Firestarter is an ambiguous term
Summary
- Firestarter is an overloaded term that's often used to refer to any/all of: ignition method, tinder, or kindling.
- Use these specific terms instead of "firestarter" to prevent confusion and reinforce a clear mental model for fire-craft.
The Problem
When I search "firestarter" on Amazon, I find this:
These are 3 pretty different things [example-classification]:
- The leftmost item is a small bundle of pine shavings soaked in paraffin wax.
- The middle item is a medium-sized brick of "sawdust, agricultural fibers, waxes and oils" (source) wrapped in a flammable wrapper.
- The rightmost item is a ferrocerium rod (also known as a fire steel) that generates sparks. This is commonly mistaken for a flint-and-steel, which is a different thing altogether.
This categorical conflation isn't specific to Amazon listings. Here's OutdoorLife, a magazine focused on the hunting/shooting/survival crowd, with the "Best Fire Starters of 2023". It too has a mix of items:
So if you're going on a camping trip with someone [camping-typology], and they ask you to bring a firestarter, what should you bring?
"Firestarter" is too ambiguous a term.
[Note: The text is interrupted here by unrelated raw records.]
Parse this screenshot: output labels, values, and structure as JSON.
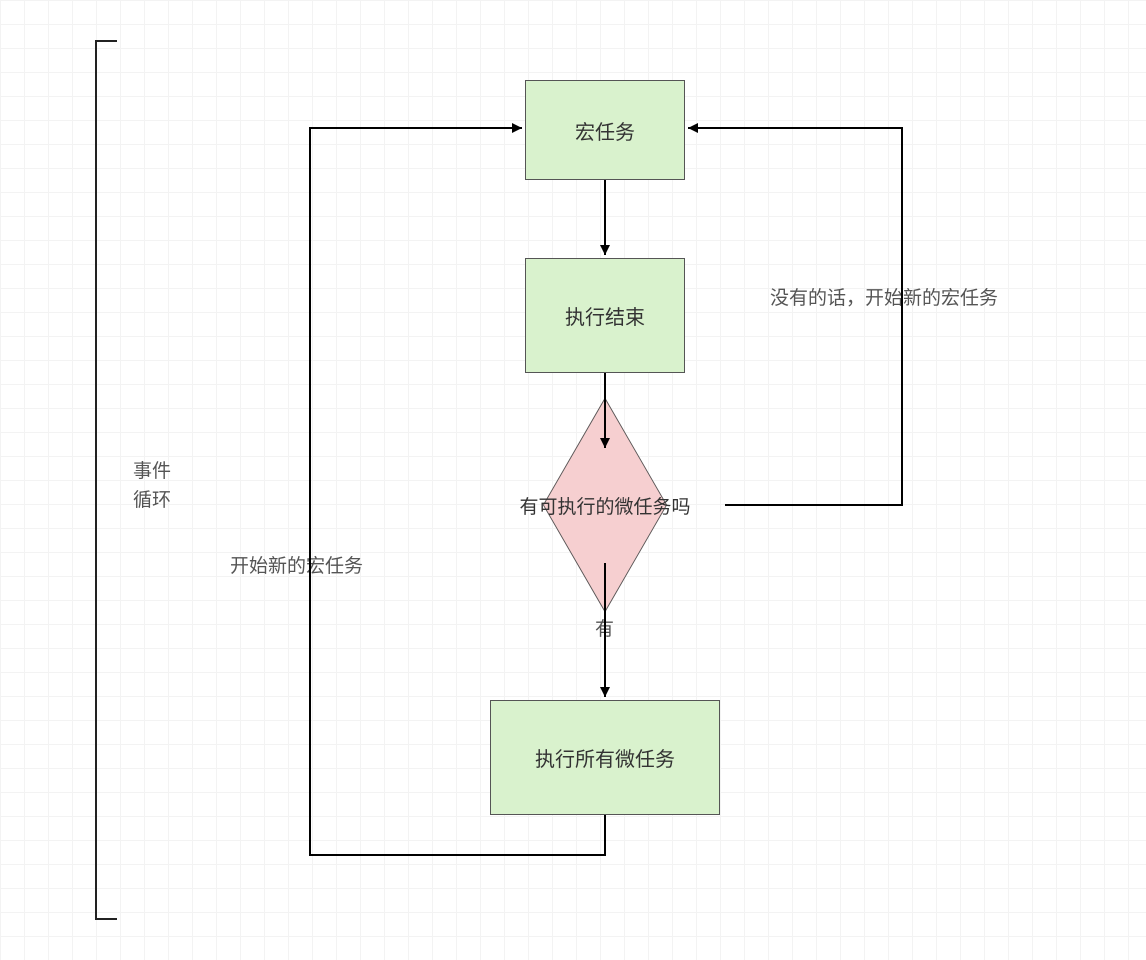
{
  "bracket_label_line1": "事件",
  "bracket_label_line2": "循环",
  "nodes": {
    "macro_task": "宏任务",
    "exec_end": "执行结束",
    "has_micro": "有可执行的微任务吗",
    "exec_all_micro": "执行所有微任务"
  },
  "edge_labels": {
    "yes": "有",
    "no_new_macro": "没有的话，开始新的宏任务",
    "start_new_macro": "开始新的宏任务"
  }
}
More importantly, it impedes a proper understanding of how to build a fire.
The Solution
Instead of "firestarter", use these more specific terms that fit well into a mental model for fire-making:
- Ignition method: the initial source of heat that sets off the self-sustaining chemical chain reaction that is fire
- Tinder: the first bit of material that you ignite
- Kindling: the next set of material that combusts, its thermal energy unlocked by the tinder
- Fuel: the material that sustains a fire, ignited by the kindling
As we've seen, "firestarter" is often used for any of the first three terms. Instead, identify what you need and name it accordingly: ignition method, tinder, kindling, or fuel.
These steps—in that order—compose the "Fire Train" (Surviving the Wild, p. 103). This is a mental model for understanding how we build up a fire. We want to bootstrap an ignition chain, where we use a small amount of energy to unlock stored energy, which in turn unlocks even more stored energy. That metaphorical train builds up momentum as more and more material catches alight.
Here's a video that illustrates this progression well, as well the related core concepts of the Fire Triangle (heat, fuel, air) and a unique Fire Lay (how you layout the materials to burn):
Some items can be combinations of these steps:
- A long-burning, stormproof match can be both an ignition method and tinder.
- Something like the Duraflame firelog can be both kindling and fuel.
Footnotes
[camping-typology]: The different types of camping is its own blog post. For the purposes of this post, assume car-camping, defined as driving to a campground, setting up a tent separate from the vehicle, and sleeping in that overnight. Anyone doing anything beyond that is best served by taking at least one wilderness survival skills class.
[example-classification]: Now that we know our terminology, we can identify the pine/paraffin bundles as tinder and the ferro rod as an ignition method/source. The Duraflame wrapper is tinder and its contents are kindling.